Bharti Yadav - Love In A Time of Terror
Shantanu Dutta
When Bharti Yadav testified in court that Nitish Katara was just a friend and nothing more and that there was no romance involved, she became another victim to the real politics of terror. D P Yadav, the politician, could use his power to scare Neelam Katara, the fragile mother, as they both walked out of the courtroom after the in camera deposition.
A couple of days ago, Nitish's younger brother Nitin had deposed in the same Patiala House Court about Bharti Yadav's very palpable concern for Nitish after he went missing from the wedding in Ghazaibad in February 2002. It was from this wedding that he was abducted and then killed. He had cited e-mails sent by her as well as phone conversations with him and his mother and her concern for him was pretty much evident.
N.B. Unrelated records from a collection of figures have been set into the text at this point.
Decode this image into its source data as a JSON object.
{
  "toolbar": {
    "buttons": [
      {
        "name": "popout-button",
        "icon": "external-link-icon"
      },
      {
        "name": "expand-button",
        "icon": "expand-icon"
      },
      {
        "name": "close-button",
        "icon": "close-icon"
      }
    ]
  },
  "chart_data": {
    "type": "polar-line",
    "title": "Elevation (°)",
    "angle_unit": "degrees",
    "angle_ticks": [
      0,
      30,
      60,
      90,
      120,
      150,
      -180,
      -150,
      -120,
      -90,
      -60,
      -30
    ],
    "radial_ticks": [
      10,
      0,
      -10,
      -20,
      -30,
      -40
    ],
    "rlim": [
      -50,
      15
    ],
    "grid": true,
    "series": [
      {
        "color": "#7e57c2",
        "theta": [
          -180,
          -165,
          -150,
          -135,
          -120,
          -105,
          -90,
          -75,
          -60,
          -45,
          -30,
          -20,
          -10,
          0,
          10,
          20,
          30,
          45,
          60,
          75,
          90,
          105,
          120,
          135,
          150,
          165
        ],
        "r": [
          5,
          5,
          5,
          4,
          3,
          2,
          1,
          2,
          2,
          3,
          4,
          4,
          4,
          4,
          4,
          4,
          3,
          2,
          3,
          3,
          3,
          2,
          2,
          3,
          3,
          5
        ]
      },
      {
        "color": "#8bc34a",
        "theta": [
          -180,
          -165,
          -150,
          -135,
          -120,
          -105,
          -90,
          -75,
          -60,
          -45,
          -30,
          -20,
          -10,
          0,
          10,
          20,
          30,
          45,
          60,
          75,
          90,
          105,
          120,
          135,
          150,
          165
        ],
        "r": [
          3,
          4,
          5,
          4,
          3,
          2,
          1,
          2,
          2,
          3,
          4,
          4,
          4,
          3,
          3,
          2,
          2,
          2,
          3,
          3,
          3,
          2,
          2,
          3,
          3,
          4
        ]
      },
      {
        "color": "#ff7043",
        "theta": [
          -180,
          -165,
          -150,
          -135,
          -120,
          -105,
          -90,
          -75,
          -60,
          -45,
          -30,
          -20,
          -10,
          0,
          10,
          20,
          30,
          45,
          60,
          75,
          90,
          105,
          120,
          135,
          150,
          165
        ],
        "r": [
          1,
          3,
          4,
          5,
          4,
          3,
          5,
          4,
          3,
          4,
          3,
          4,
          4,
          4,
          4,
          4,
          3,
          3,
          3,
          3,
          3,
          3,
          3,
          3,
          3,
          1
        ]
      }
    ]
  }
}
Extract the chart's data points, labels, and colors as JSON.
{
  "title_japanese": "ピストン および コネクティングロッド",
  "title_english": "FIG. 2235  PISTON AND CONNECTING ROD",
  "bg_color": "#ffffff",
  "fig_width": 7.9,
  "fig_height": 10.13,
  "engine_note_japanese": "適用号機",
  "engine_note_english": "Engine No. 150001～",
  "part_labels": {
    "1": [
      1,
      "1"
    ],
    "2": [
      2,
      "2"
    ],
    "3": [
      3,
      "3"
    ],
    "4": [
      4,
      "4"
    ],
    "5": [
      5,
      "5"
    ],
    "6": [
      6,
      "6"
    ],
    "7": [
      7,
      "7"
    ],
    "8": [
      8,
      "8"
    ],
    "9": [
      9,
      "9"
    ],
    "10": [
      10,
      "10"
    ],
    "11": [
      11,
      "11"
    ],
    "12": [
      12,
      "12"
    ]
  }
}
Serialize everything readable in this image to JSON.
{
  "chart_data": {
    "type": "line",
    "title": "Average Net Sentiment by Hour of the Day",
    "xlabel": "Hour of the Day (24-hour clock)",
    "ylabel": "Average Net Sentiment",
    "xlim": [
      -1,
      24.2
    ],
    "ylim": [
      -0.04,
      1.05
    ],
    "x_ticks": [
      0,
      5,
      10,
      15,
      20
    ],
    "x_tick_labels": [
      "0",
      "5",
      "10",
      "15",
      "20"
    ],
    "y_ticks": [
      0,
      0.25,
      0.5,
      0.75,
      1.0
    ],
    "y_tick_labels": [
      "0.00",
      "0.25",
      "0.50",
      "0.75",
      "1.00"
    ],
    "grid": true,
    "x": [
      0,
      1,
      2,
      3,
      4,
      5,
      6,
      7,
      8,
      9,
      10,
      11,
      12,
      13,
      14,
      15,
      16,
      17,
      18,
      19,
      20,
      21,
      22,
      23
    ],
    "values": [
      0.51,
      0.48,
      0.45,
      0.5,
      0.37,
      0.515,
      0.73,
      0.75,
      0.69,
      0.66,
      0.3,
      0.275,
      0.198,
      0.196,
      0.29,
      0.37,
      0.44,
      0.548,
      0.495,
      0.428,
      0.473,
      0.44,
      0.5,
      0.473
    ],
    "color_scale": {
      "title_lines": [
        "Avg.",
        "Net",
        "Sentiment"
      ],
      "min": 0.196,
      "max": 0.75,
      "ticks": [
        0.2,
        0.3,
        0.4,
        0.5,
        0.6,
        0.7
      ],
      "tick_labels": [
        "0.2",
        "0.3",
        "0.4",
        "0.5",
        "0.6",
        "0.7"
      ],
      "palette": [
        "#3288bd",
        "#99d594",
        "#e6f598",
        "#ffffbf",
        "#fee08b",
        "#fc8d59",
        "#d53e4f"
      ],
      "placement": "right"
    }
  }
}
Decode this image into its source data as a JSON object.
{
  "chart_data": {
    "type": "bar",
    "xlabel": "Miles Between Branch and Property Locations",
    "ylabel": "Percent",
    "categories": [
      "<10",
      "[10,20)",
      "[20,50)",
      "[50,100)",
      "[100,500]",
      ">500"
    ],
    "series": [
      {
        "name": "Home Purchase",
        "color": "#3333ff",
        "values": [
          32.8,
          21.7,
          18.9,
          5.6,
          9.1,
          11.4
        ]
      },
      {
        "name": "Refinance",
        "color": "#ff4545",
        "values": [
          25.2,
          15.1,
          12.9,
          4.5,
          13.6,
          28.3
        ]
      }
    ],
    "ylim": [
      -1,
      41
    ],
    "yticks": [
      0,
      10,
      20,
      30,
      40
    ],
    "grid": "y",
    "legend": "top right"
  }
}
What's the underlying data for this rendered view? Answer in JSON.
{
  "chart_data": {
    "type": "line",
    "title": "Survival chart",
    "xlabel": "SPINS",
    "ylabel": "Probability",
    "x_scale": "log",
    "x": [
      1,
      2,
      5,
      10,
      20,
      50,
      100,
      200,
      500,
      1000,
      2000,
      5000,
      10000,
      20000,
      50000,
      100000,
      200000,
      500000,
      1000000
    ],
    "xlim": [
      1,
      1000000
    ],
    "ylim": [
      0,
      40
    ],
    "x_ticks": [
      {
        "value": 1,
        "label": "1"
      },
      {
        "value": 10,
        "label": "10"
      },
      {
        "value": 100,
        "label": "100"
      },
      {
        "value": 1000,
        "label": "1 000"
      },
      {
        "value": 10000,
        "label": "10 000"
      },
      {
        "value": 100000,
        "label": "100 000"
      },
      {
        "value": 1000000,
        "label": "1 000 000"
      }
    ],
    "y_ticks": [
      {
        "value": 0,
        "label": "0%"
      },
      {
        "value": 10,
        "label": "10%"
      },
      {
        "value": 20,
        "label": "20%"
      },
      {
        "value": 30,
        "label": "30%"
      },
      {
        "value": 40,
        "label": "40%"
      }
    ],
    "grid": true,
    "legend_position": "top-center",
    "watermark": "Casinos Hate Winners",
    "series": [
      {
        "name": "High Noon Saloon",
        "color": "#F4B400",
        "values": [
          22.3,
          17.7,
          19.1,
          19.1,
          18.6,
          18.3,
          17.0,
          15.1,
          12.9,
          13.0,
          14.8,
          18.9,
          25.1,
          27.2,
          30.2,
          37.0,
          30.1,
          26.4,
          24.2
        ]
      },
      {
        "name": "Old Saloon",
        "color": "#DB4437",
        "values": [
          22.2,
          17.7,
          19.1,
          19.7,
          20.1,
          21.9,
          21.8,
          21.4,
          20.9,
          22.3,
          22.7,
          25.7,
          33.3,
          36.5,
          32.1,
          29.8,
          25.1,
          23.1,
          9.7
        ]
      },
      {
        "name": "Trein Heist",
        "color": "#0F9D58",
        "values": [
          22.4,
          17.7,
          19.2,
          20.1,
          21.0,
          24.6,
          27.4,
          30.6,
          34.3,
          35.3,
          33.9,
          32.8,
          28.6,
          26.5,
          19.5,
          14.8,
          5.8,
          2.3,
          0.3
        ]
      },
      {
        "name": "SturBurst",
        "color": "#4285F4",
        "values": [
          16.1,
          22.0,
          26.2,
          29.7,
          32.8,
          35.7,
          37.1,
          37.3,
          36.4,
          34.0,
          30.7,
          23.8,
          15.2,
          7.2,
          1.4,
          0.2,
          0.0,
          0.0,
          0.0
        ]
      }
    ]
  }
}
It was also very touching since it was very clear that her family never approved of their closeness - even if they were to be just friends.
Although the content of her deposition was always in question and it was pretty much on the cards that she would retract the original police statement given shortly after the murder , it was a tad painful to know that NDTV's Anasuya Roy spoke with Bharati's lawyer S C Bhuttan who said that his client was "speaking from her heart" and not being influenced by anybody.
Bharti's concern for her own safety is of course understandable. Her father, D.P. Yadav, a man of no mean reputation, was in the courtroom. He was a Rajya Sabha M.P till 2004. A couple of days earlier, her brother Vikas and the prime accused in the murder were caught on camera slapping media persons who had come to cover his deposition in the same case. There is another cousin by the name of Vishal, who is hovering somewhere in the background.
With a family background like this, of course in many ways, the outcome of Bharti's deposition was a foregone conclusion. Perjury is so common in our land that swearing or affirming to tell the truth and nothing but the truth and taking ostentatious oaths on the Gita (so well captured in our Bollywood movies!) has become a mockery.
But what makes the deposition more poignant than the innumerable witness purchase cases in the country is that this particular episode was not just about truth telling. It was also about trust, romance and innocence. Her initial thoughts and remarks hours after Nitish's disappearance, confused, frightened and disjointed as they were, attracted attention for their innocence and the very obvious battle in her mind between the forces of terror and raw tyranny represented by her father and brother and the hopes and perhaps naiveté even of a young romantic.
Romance won the battle then, but sadly for the late Nitish Katara, he seems to have finally lost the war.